In 1235 he is included in the list of Liegemen who were with the king during the conflict escalation with Skule Bårdsson. In 1239 he is considered by Snorri Sturluson to have purposely soured relations between the King and Duke Skule Bårdsson thus leading to the conflict escalating between the King and Duke. Skule Bardsson is famous for having made a jest that Odin who used to set kings against each other was actually known as Gaut. When Snorri agreed with Skule, the duke told him to compose a verse on the spot and Snorri said;

"The Charm Creator called to war Bing and Wartusk rival kings, Gaut stirred up that rush of strife, Odin-Gaut I meant to say"

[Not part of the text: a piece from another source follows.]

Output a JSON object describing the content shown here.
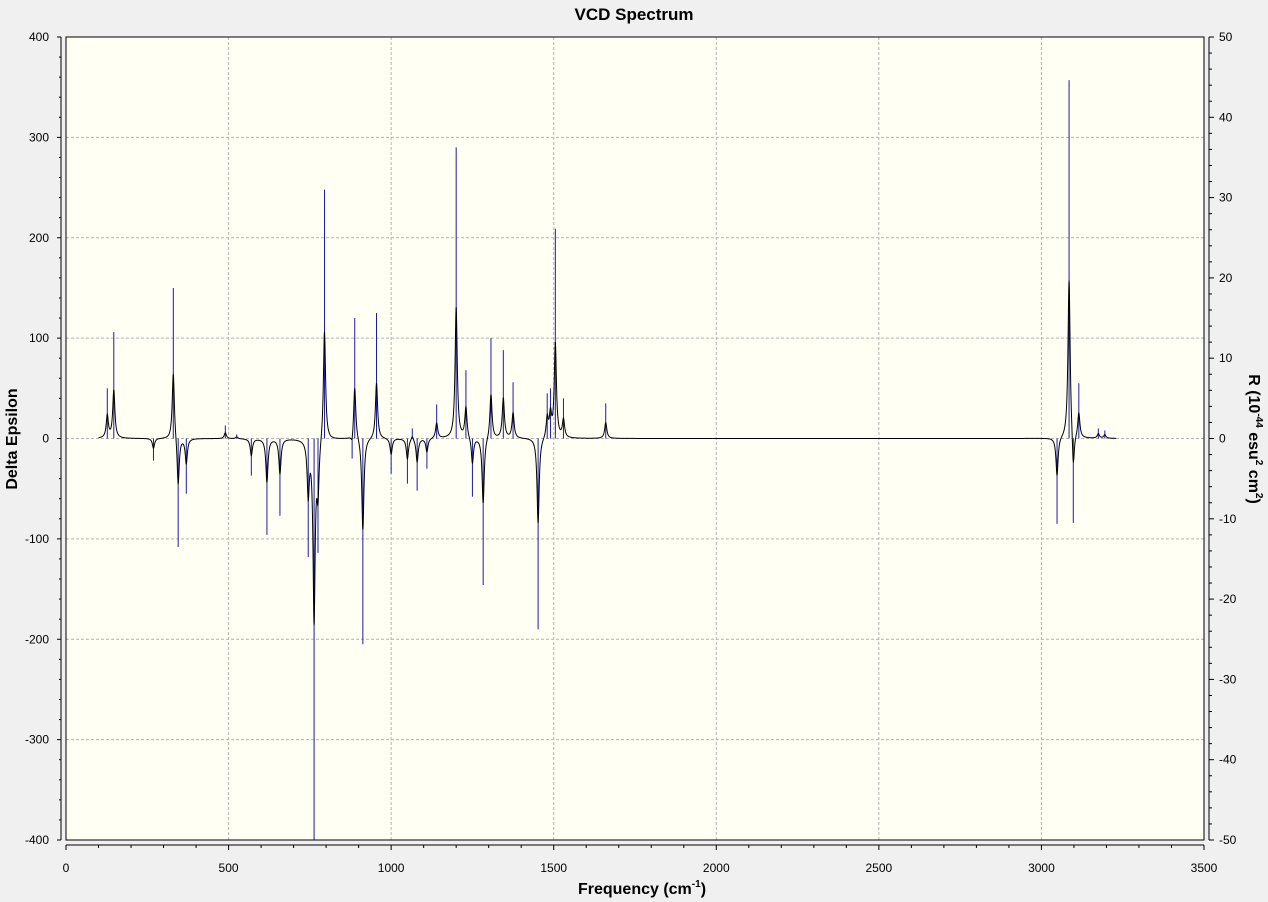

The verse is meant to be comedic but it also shows some respect for Gaut by comparing him to the god of war. In 1240 when the Wolfskins were calling king Haakon Haakon sleepy-head Gaut was with the king along with Peter Paulsson, Asolf Earlkin, Gunnar Kingskin, and Issac of Bræ. Gaut was an important commander during the Battle of Oslo in 1240 April 21. He was the banner bearer and when he chased Olaf of Vigdeild into the Church of Saint Laurence in Oslo he asked if Olaf wanted peace; Olaf replied he did, to which Gaut said to stay in the church if he wanted peace.

After the victorious battle Gaut let Arfin Thiof be slain in 1241. Later in 1247 Gaut was listed first among the liegemen who attended Haakon IV of Norway's recoronation. During the invasion of Halland in 1253 Gaut showed up to the levy and was listed as the third most noble of the liegemen (Peter of Giske, Nicholas of Giske, Gaut, Brnyjulf Johnsson). Considering he showed up to the levy it is likely that he fought in the coming conflict. During the Shetland Campaign by Haakon IV of Norway in 1263 Gaut stayed behind in Norway to help govern the country. He died in the year 1270 AD.